Cats, in general, seem to have a ubiquitous presence on the web. They show up at unsuspecting times, in unexpected places. They entertain us with their pouncing, flying and dancing gifs. They stand-in for us as emojis. And they do all this by no agency of their own. This seemingly endless entertainment meme is all the more amusing in its total lack of self-awareness, and unwillingness to play the game. Dogs don’t possess the same disinterest—they love the attention. Cats couldn’t care less. Perhaps it’s because of this that we find the cat so amusing on the web - its composure is a foil for all our jokes. 

Seen through our glass and plastic screens, the cat provides none of the positive attributes it has in the material world – no warmth, no satisfaction of touch. This semi-domestic animal (which mostly just tolerates us) becomes something entirely different on the web, something onto which we can map our own ideas about what/who it is. Like an indoor cat, the cat on the web has no place to escape, wander off, or hide—it’s confined in a bubble of our own cultural values and exchanges. 
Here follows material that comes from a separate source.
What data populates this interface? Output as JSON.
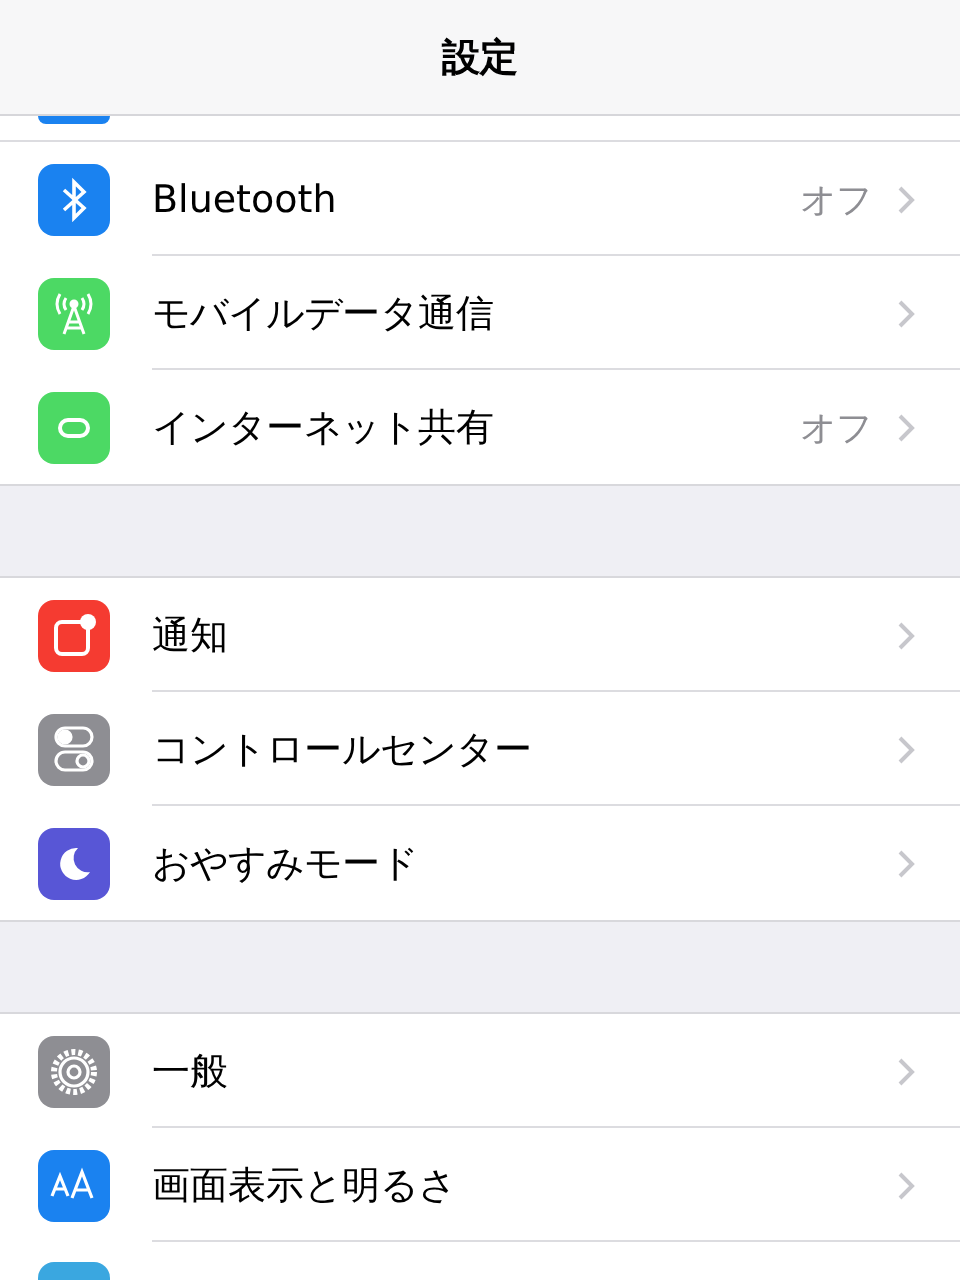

On eBay there are countless numbers of “used” ceramic cat figurines for sale. These cats are pictured in various domestic settings, often lovingly photographed, sometimes “looking” straight into the camera. Some seem to pose for the shot, not as the cold ceramic objects they are, but uncannily looking lovingly back at their owners/sellers. Some turn their backs on us, as though turning away, rejecting, or refusing their owner/seller as well as their potential buyers (and in my installations, the viewer).

What I find intriguing about this site of exchange is how the owners describe these cats: “Very Sweet” “He has a paw up and is looking so lovable” “He's very cute and in need of a good loving home”; “so lovable”; “warm your home with these two cute love cats”— an emotional register that can never be reciprocated. Our connection to this non-empathetic, unresponsive object seems the epitome of social abstraction: the ceramic cat is literally opaque, reflective, cold - it doesn’t show you anything of itself, it refuses to respond or to reveal…. And yet we still project emotional value onto it… these unwanted cats can’t just be thrown out.

I started collecting the white used ceramic cats on eBay - white being the most opaque pigment, most reflective, and ghostly. They come from all over the world and, here, they sit on the labels on the boxes they come shipped in (like sitting on little squares of sunshine): the box as container (like a room, or a screen) of exchange, and of location - each has the sender’s and my address. In this last room in the installation, I am thinking about a dialogue between the sun and the moon, where the sun is projective, and the moon is reflective of the sunlight. The cats here are like the moon. They are cool and inaccessible, not romantic like the sun during a sunset. They are nocturnal.